Of those who expect to receive money back from the government, the majority of those polled plan to pay down debt, GoBankingRates found.

Paying down bad debt with a tax refund could be the ideal decision.
Austin Winsett
CPA and wealth advisor

"Paying down bad debt with a tax refund could be the ideal decision, " said Austin Winsett, a CPA and wealth advisor at Exencial Wealth Advisors in Frisco, Texas.

With consumer debt at a record high, more than 1 in 3 people — or 86 million Americans — now say they are afraid they'll max out their credit card when making a large purchase, according to a separate survey by WalletHub.

Just about 1 in 10 said they would rather use their refund to invest, make a major purchase on a necessity or stash it in a savings account, GoBankingRates found, and only 7 percent said the money would be put toward retirement.

A mere 3 percent planned to splurge on a luxury purchase, down from 5 percent last year.
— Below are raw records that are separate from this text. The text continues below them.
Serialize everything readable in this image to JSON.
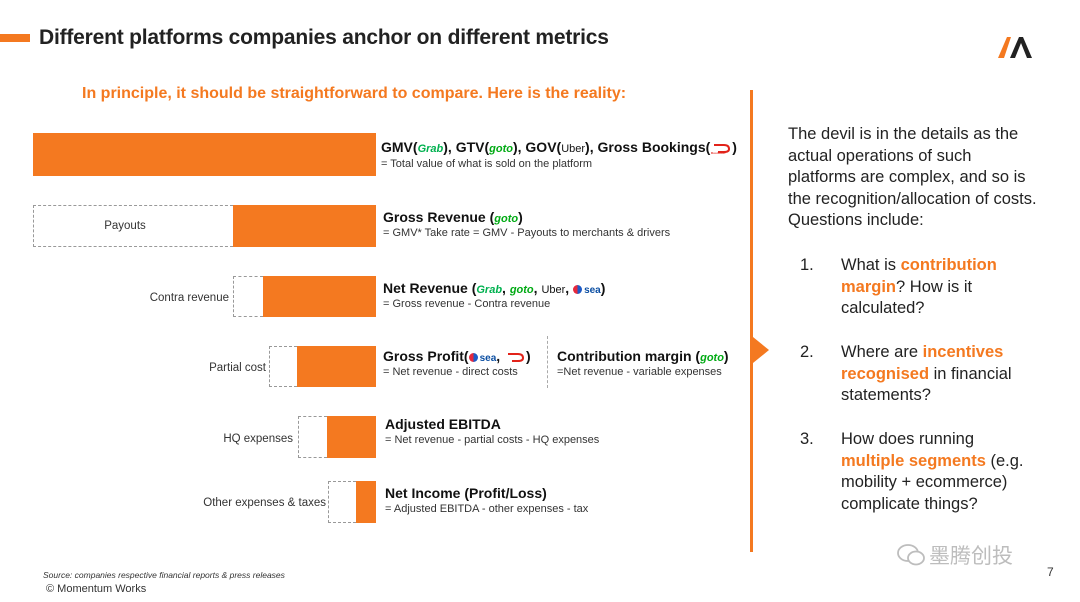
{
  "header": {
    "title": "Different platforms companies anchor on different metrics",
    "subtitle": "In principle, it should be straightforward to compare. Here is the reality:"
  },
  "brands": {
    "grab": "Grab",
    "goto": "goto",
    "uber": "Uber",
    "sea": "sea",
    "doordash": "DoorDash"
  },
  "metrics": [
    {
      "title": "GMV(",
      "title_mid1": "), GTV(",
      "title_mid2": "), GOV(",
      "title_mid3": "), Gross Bookings(",
      "title_end": ")",
      "desc": "= Total value of what is sold on the platform",
      "side_label": ""
    },
    {
      "title": "Gross Revenue (",
      "title_end": ")",
      "desc": "= GMV* Take rate = GMV - Payouts to merchants & drivers",
      "side_label": "Payouts"
    },
    {
      "title": "Net Revenue (",
      "sep": ", ",
      "title_end": ")",
      "desc": "= Gross revenue - Contra revenue",
      "side_label": "Contra revenue"
    },
    {
      "title": "Gross Profit(",
      "title_end": ")",
      "desc": "= Net revenue - direct costs",
      "side_label": "Partial cost"
    },
    {
      "title": "Adjusted EBITDA",
      "desc": "= Net revenue - partial costs - HQ expenses",
      "side_label": "HQ expenses"
    },
    {
      "title": "Net Income (Profit/Loss)",
      "desc": "= Adjusted EBITDA - other expenses - tax",
      "side_label": "Other expenses & taxes"
    }
  ],
  "contribution": {
    "title": "Contribution margin (",
    "title_end": ")",
    "desc": "=Net revenue - variable expenses"
  },
  "sidebar": {
    "intro": "The devil is in the details as the actual operations of such platforms are complex, and so is the recognition/allocation of costs. Questions include:",
    "questions": [
      {
        "num": "1.",
        "pre": "What is ",
        "hl": "contribution margin",
        "post": "? How is it calculated?"
      },
      {
        "num": "2.",
        "pre": "Where are ",
        "hl": "incentives recognised",
        "post": " in financial statements?"
      },
      {
        "num": "3.",
        "pre": "How does running ",
        "hl": "multiple segments",
        "post": " (e.g. mobility + ecommerce) complicate things?"
      }
    ]
  },
  "footer": {
    "source": "Source: companies respective financial reports & press releases",
    "copyright": "© Momentum Works",
    "page": "7",
    "watermark": "墨腾创投"
  },
  "colors": {
    "accent": "#f47920",
    "text": "#222222"
  }
}
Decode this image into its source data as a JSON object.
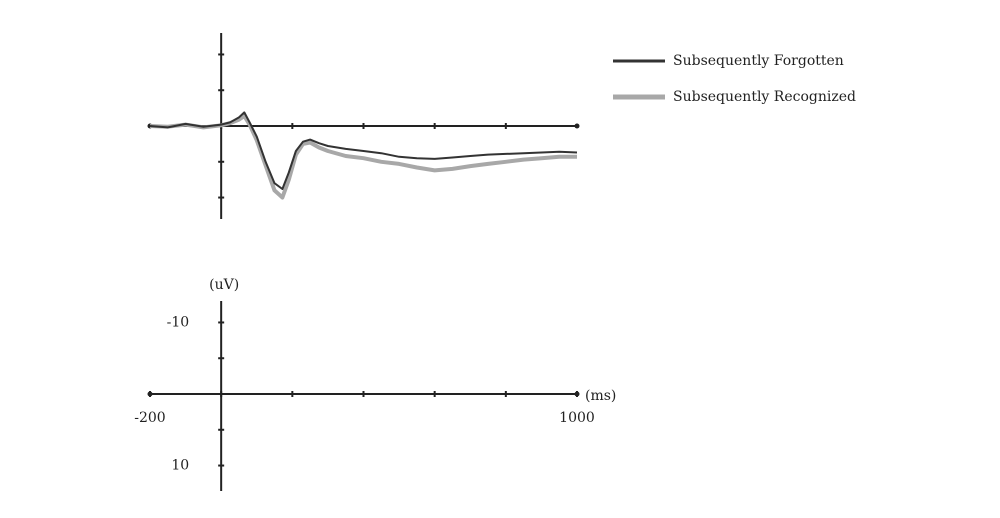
{
  "chart_data": [
    {
      "type": "line",
      "x": [
        -200,
        -150,
        -100,
        -50,
        0,
        25,
        50,
        65,
        80,
        100,
        125,
        150,
        172,
        190,
        210,
        230,
        250,
        275,
        300,
        350,
        400,
        450,
        500,
        550,
        600,
        650,
        700,
        750,
        800,
        850,
        900,
        950,
        1000
      ],
      "series": [
        {
          "name": "Subsequently Forgotten",
          "color": "#333333",
          "width": 2,
          "values": [
            0,
            0.2,
            -0.3,
            0.1,
            -0.2,
            -0.5,
            -1.2,
            -1.9,
            -0.5,
            1.5,
            5,
            8,
            8.8,
            6.5,
            3.5,
            2.2,
            1.9,
            2.4,
            2.8,
            3.2,
            3.5,
            3.8,
            4.3,
            4.5,
            4.6,
            4.4,
            4.2,
            4.0,
            3.9,
            3.8,
            3.7,
            3.6,
            3.7
          ]
        },
        {
          "name": "Subsequently Recognized",
          "color": "#a8a8a8",
          "width": 4,
          "values": [
            0,
            0.1,
            -0.2,
            0.2,
            -0.1,
            -0.4,
            -0.9,
            -1.4,
            -0.2,
            2,
            5.5,
            9,
            10,
            7.5,
            4,
            2.5,
            2.3,
            3,
            3.5,
            4.2,
            4.5,
            5,
            5.3,
            5.8,
            6.2,
            6,
            5.6,
            5.3,
            5,
            4.7,
            4.5,
            4.3,
            4.3
          ]
        }
      ],
      "xlim": [
        -200,
        1000
      ],
      "ylim": [
        -13,
        13
      ],
      "y_inverted": true,
      "xminorticks": [
        0,
        200,
        400,
        600,
        800
      ],
      "yminorticks": [
        -10,
        -5,
        5,
        10
      ]
    },
    {
      "type": "axes",
      "xlabel": "(ms)",
      "ylabel": "(uV)",
      "xlim": [
        -200,
        1000
      ],
      "ylim": [
        -13,
        13
      ],
      "y_inverted": true,
      "xticks": [
        -200,
        1000
      ],
      "yticks": [
        -10,
        10
      ],
      "xminorticks": [
        0,
        200,
        400,
        600,
        800
      ],
      "yminorticks": [
        -5,
        5
      ]
    }
  ]
}
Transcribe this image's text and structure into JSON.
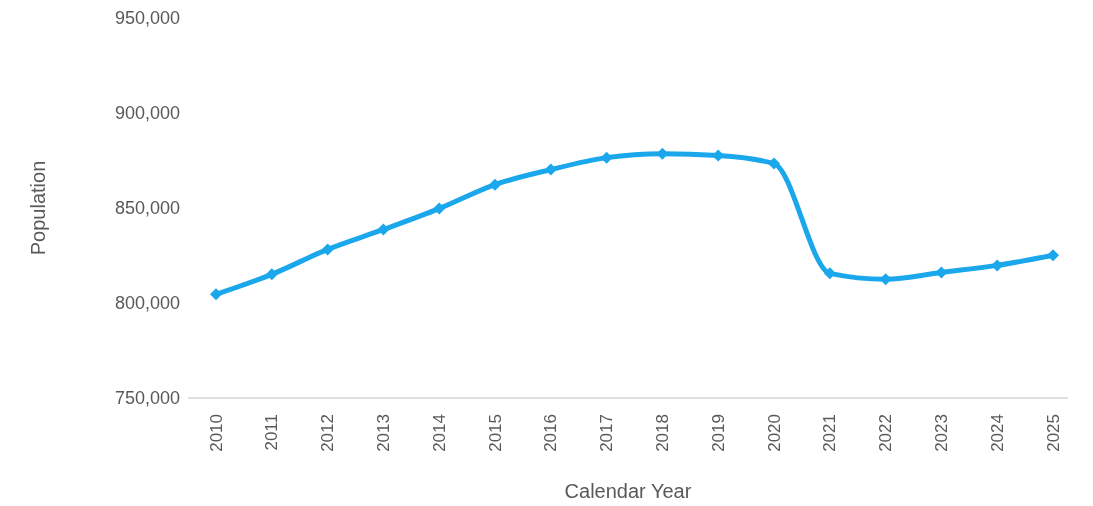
{
  "chart_data": {
    "type": "line",
    "xlabel": "Calendar Year",
    "ylabel": "Population",
    "categories": [
      "2010",
      "2011",
      "2012",
      "2013",
      "2014",
      "2015",
      "2016",
      "2017",
      "2018",
      "2019",
      "2020",
      "2021",
      "2022",
      "2023",
      "2024",
      "2025"
    ],
    "series": [
      {
        "color": "#1aa7ec",
        "values": [
          804600,
          815100,
          828200,
          838700,
          849700,
          862300,
          870200,
          876500,
          878600,
          877600,
          873400,
          815600,
          812500,
          816100,
          819800,
          825100
        ]
      }
    ],
    "ylim": [
      750000,
      950000
    ],
    "yticks": [
      {
        "value": 750000,
        "label": "750,000"
      },
      {
        "value": 800000,
        "label": "800,000"
      },
      {
        "value": 850000,
        "label": "850,000"
      },
      {
        "value": 900000,
        "label": "900,000"
      },
      {
        "value": 950000,
        "label": "950,000"
      }
    ],
    "grid": false,
    "legend": false,
    "marker": "diamond",
    "line_style": "solid"
  }
}
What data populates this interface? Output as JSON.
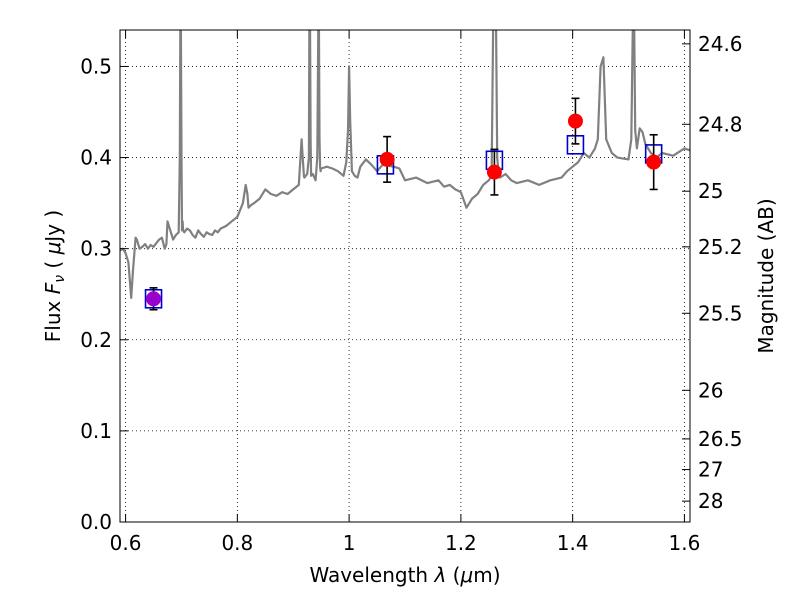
{
  "chart_data": {
    "type": "scatter",
    "title": "",
    "xlabel": {
      "prefix": "Wavelength  ",
      "symbol": "λ",
      "unit_open": " (",
      "unit_mu": "μ",
      "unit_close": "m)"
    },
    "ylabel": {
      "prefix": "Flux  ",
      "symbol": "F",
      "subscript": "ν",
      "unit_open": "  ( ",
      "unit_mu": "μ",
      "unit_close": "Jy )"
    },
    "y2label": "Magnitude (AB)",
    "xlim": [
      0.59,
      1.61
    ],
    "ylim": [
      0.0,
      0.54
    ],
    "x_ticks": [
      {
        "value": 0.6,
        "label": "0.6"
      },
      {
        "value": 0.8,
        "label": "0.8"
      },
      {
        "value": 1.0,
        "label": "1"
      },
      {
        "value": 1.2,
        "label": "1.2"
      },
      {
        "value": 1.4,
        "label": "1.4"
      },
      {
        "value": 1.6,
        "label": "1.6"
      }
    ],
    "y_ticks": [
      {
        "value": 0.0,
        "label": "0.0"
      },
      {
        "value": 0.1,
        "label": "0.1"
      },
      {
        "value": 0.2,
        "label": "0.2"
      },
      {
        "value": 0.3,
        "label": "0.3"
      },
      {
        "value": 0.4,
        "label": "0.4"
      },
      {
        "value": 0.5,
        "label": "0.5"
      }
    ],
    "y2_ticks": [
      {
        "magnitude": 24.6,
        "label": "24.6"
      },
      {
        "magnitude": 24.8,
        "label": "24.8"
      },
      {
        "magnitude": 25.0,
        "label": "25"
      },
      {
        "magnitude": 25.2,
        "label": "25.2"
      },
      {
        "magnitude": 25.5,
        "label": "25.5"
      },
      {
        "magnitude": 26.0,
        "label": "26"
      },
      {
        "magnitude": 26.5,
        "label": "26.5"
      },
      {
        "magnitude": 27.0,
        "label": "27"
      },
      {
        "magnitude": 28.0,
        "label": "28"
      }
    ],
    "grid": true,
    "colors": {
      "spectrum": "#808080",
      "model": "#0000cc",
      "observed": "#ff0000",
      "observed_uv": "#9900cc",
      "errorbar": "#000000"
    },
    "series": [
      {
        "kind": "line",
        "x": [
          0.59,
          0.595,
          0.6,
          0.605,
          0.61,
          0.613,
          0.615,
          0.618,
          0.62,
          0.625,
          0.63,
          0.635,
          0.64,
          0.645,
          0.65,
          0.66,
          0.665,
          0.67,
          0.673,
          0.675,
          0.68,
          0.685,
          0.69,
          0.695,
          0.697,
          0.698,
          0.699,
          0.7,
          0.701,
          0.702,
          0.703,
          0.705,
          0.71,
          0.715,
          0.72,
          0.725,
          0.73,
          0.735,
          0.74,
          0.745,
          0.75,
          0.755,
          0.76,
          0.765,
          0.77,
          0.78,
          0.79,
          0.8,
          0.81,
          0.815,
          0.818,
          0.82,
          0.825,
          0.83,
          0.84,
          0.85,
          0.86,
          0.87,
          0.88,
          0.89,
          0.9,
          0.91,
          0.915,
          0.917,
          0.919,
          0.92,
          0.925,
          0.928,
          0.929,
          0.93,
          0.931,
          0.932,
          0.935,
          0.94,
          0.943,
          0.945,
          0.946,
          0.947,
          0.948,
          0.949,
          0.95,
          0.96,
          0.97,
          0.98,
          0.99,
          0.995,
          0.998,
          1.0,
          1.002,
          1.005,
          1.01,
          1.015,
          1.02,
          1.03,
          1.04,
          1.05,
          1.06,
          1.08,
          1.09,
          1.1,
          1.12,
          1.14,
          1.16,
          1.17,
          1.18,
          1.19,
          1.2,
          1.21,
          1.22,
          1.23,
          1.24,
          1.25,
          1.255,
          1.258,
          1.26,
          1.263,
          1.265,
          1.268,
          1.27,
          1.28,
          1.29,
          1.3,
          1.32,
          1.34,
          1.36,
          1.38,
          1.39,
          1.4,
          1.41,
          1.42,
          1.43,
          1.44,
          1.445,
          1.45,
          1.455,
          1.46,
          1.47,
          1.48,
          1.5,
          1.505,
          1.508,
          1.51,
          1.512,
          1.515,
          1.52,
          1.525,
          1.53,
          1.54,
          1.55,
          1.56,
          1.58,
          1.6,
          1.61
        ],
        "y": [
          0.298,
          0.3,
          0.295,
          0.285,
          0.246,
          0.275,
          0.29,
          0.312,
          0.31,
          0.3,
          0.302,
          0.305,
          0.3,
          0.304,
          0.302,
          0.31,
          0.312,
          0.3,
          0.305,
          0.33,
          0.32,
          0.31,
          0.315,
          0.318,
          0.4,
          0.56,
          0.54,
          0.4,
          0.32,
          0.33,
          0.32,
          0.318,
          0.322,
          0.32,
          0.315,
          0.312,
          0.32,
          0.316,
          0.313,
          0.318,
          0.316,
          0.315,
          0.32,
          0.318,
          0.322,
          0.325,
          0.33,
          0.335,
          0.35,
          0.37,
          0.36,
          0.345,
          0.348,
          0.35,
          0.355,
          0.365,
          0.36,
          0.358,
          0.362,
          0.36,
          0.365,
          0.37,
          0.42,
          0.4,
          0.38,
          0.378,
          0.382,
          0.4,
          0.56,
          0.555,
          0.42,
          0.38,
          0.382,
          0.375,
          0.4,
          0.56,
          0.555,
          0.42,
          0.39,
          0.385,
          0.388,
          0.39,
          0.388,
          0.385,
          0.38,
          0.395,
          0.43,
          0.5,
          0.44,
          0.385,
          0.38,
          0.378,
          0.39,
          0.398,
          0.392,
          0.385,
          0.392,
          0.39,
          0.388,
          0.375,
          0.378,
          0.372,
          0.375,
          0.368,
          0.37,
          0.365,
          0.362,
          0.345,
          0.355,
          0.36,
          0.37,
          0.375,
          0.38,
          0.56,
          0.555,
          0.54,
          0.4,
          0.38,
          0.378,
          0.382,
          0.375,
          0.372,
          0.375,
          0.37,
          0.375,
          0.378,
          0.385,
          0.39,
          0.395,
          0.405,
          0.4,
          0.41,
          0.42,
          0.5,
          0.51,
          0.42,
          0.405,
          0.4,
          0.398,
          0.42,
          0.56,
          0.555,
          0.43,
          0.41,
          0.432,
          0.428,
          0.415,
          0.405,
          0.4,
          0.405,
          0.402,
          0.41,
          0.408
        ]
      },
      {
        "kind": "model_squares",
        "x": [
          0.65,
          1.065,
          1.26,
          1.405,
          1.545
        ],
        "y": [
          0.245,
          0.392,
          0.397,
          0.414,
          0.404
        ]
      },
      {
        "kind": "observed_points",
        "x": [
          0.65,
          1.068,
          1.26,
          1.405,
          1.545
        ],
        "y": [
          0.245,
          0.398,
          0.384,
          0.44,
          0.395
        ],
        "yerr": [
          0.012,
          0.025,
          0.025,
          0.025,
          0.03
        ],
        "color_keys": [
          "observed_uv",
          "observed",
          "observed",
          "observed",
          "observed"
        ]
      }
    ]
  }
}
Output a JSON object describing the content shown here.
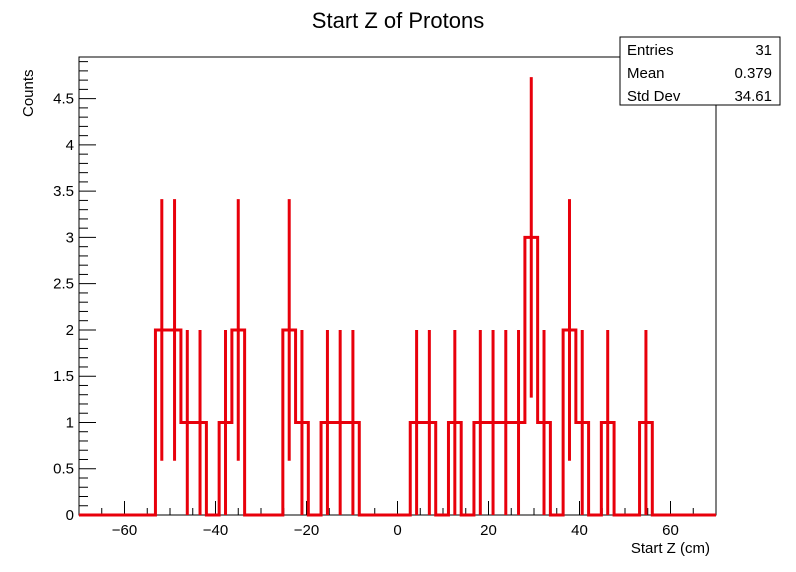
{
  "chart_data": {
    "type": "histogram",
    "title": "Start Z of Protons",
    "xlabel": "Start Z (cm)",
    "ylabel": "Counts",
    "xlim": [
      -70,
      70
    ],
    "ylim": [
      0,
      4.95
    ],
    "xticks": [
      -60,
      -40,
      -20,
      0,
      20,
      40,
      60
    ],
    "xtick_labels": [
      "−60",
      "−40",
      "−20",
      "0",
      "20",
      "40",
      "60"
    ],
    "yticks": [
      0,
      0.5,
      1,
      1.5,
      2,
      2.5,
      3,
      3.5,
      4,
      4.5
    ],
    "ytick_labels": [
      "0",
      "0.5",
      "1",
      "1.5",
      "2",
      "2.5",
      "3",
      "3.5",
      "4",
      "4.5"
    ],
    "bin_edges": [
      -70,
      -67.2,
      -64.4,
      -61.6,
      -58.8,
      -56,
      -53.2,
      -50.4,
      -47.6,
      -44.8,
      -42,
      -39.2,
      -36.4,
      -33.6,
      -30.8,
      -28,
      -25.2,
      -22.4,
      -19.6,
      -16.8,
      -14,
      -11.2,
      -8.4,
      -5.6,
      -2.8,
      0,
      2.8,
      5.6,
      8.4,
      11.2,
      14,
      16.8,
      19.6,
      22.4,
      25.2,
      28,
      30.8,
      33.6,
      36.4,
      39.2,
      42,
      44.8,
      47.6,
      50.4,
      53.2,
      56,
      58.8,
      61.6,
      64.4,
      67.2,
      70
    ],
    "counts": [
      0,
      0,
      0,
      0,
      0,
      0,
      2,
      2,
      1,
      1,
      0,
      1,
      2,
      0,
      0,
      0,
      2,
      1,
      0,
      1,
      1,
      1,
      0,
      0,
      0,
      0,
      1,
      1,
      0,
      1,
      0,
      1,
      1,
      1,
      1,
      3,
      1,
      0,
      2,
      1,
      0,
      1,
      0,
      0,
      1,
      0,
      0,
      0,
      0,
      0
    ],
    "errors": "sqrt(N)",
    "line_color": "#e8000b",
    "stats": {
      "rows": [
        {
          "label": "Entries",
          "value": "31"
        },
        {
          "label": "Mean",
          "value": "0.379"
        },
        {
          "label": "Std Dev",
          "value": "34.61"
        }
      ]
    }
  }
}
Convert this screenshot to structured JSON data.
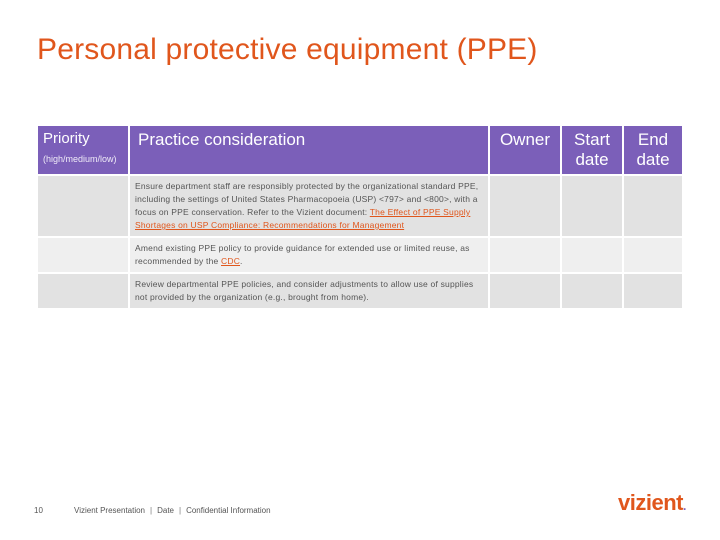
{
  "slide": {
    "title": "Personal protective equipment (PPE)",
    "page_number": "10",
    "footer": [
      "Vizient Presentation",
      "Date",
      "Confidential Information"
    ],
    "footer_separator": "|",
    "logo_text": "vizient",
    "logo_mark": "."
  },
  "table": {
    "headers": {
      "priority": "Priority",
      "priority_sub": "(high/medium/low)",
      "practice": "Practice consideration",
      "owner": "Owner",
      "start": "Start date",
      "end": "End date"
    },
    "rows": [
      {
        "practice": "Ensure department staff are responsibly protected by the organizational standard PPE, including the settings of United States Pharmacopoeia (USP) <797> and <800>, with a focus on PPE conservation. Refer to the Vizient document: ",
        "link": "The Effect of PPE Supply Shortages on USP Compliance: Recommendations for Management",
        "suffix": ""
      },
      {
        "practice": "Amend existing PPE policy to provide guidance for extended use or limited reuse, as recommended by the ",
        "link": "CDC",
        "suffix": "."
      },
      {
        "practice": "Review departmental PPE policies, and consider adjustments to allow use of supplies not provided by the organization (e.g., brought from home).",
        "link": "",
        "suffix": ""
      }
    ]
  },
  "colors": {
    "accent_orange": "#e0561c",
    "header_purple": "#7b5fb9",
    "row_gray": "#e2e2e2",
    "row_gray_light": "#efefef"
  }
}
This tax season marks the first time filers are submitting returns under the Tax Cuts and Jobs Act, which slashed individual income tax rates, doubled the standard deduction and eliminated personal exemptions.

The IRS has been reminding taxpayers to review their W-4 throughout 2018, asking them to ensure that they are withholding sufficient taxes from their pay. (The IRS also has a withholding calculator to help taxpayers figure out how much to have deducted from each paycheck.)

If you withhold too little, you'll see more cash in your paycheck in the near term but your refund will be smaller — or you may even owe money to the IRS.

On the flip side, "a large refund says that the government just held on to your money through the year, while it could have been producing dividends and interest in your hands instead," Winsett said.

Here's why getting nothing back from the IRS might be a good thing: Neither owing a balance nor receiving a refund is an indication that you paid exactly the amount of tax liability you owed.

In fact, more than one-third of those polled by GoBankingRates are in this boat and are not expecting to get a tax refund at all this year.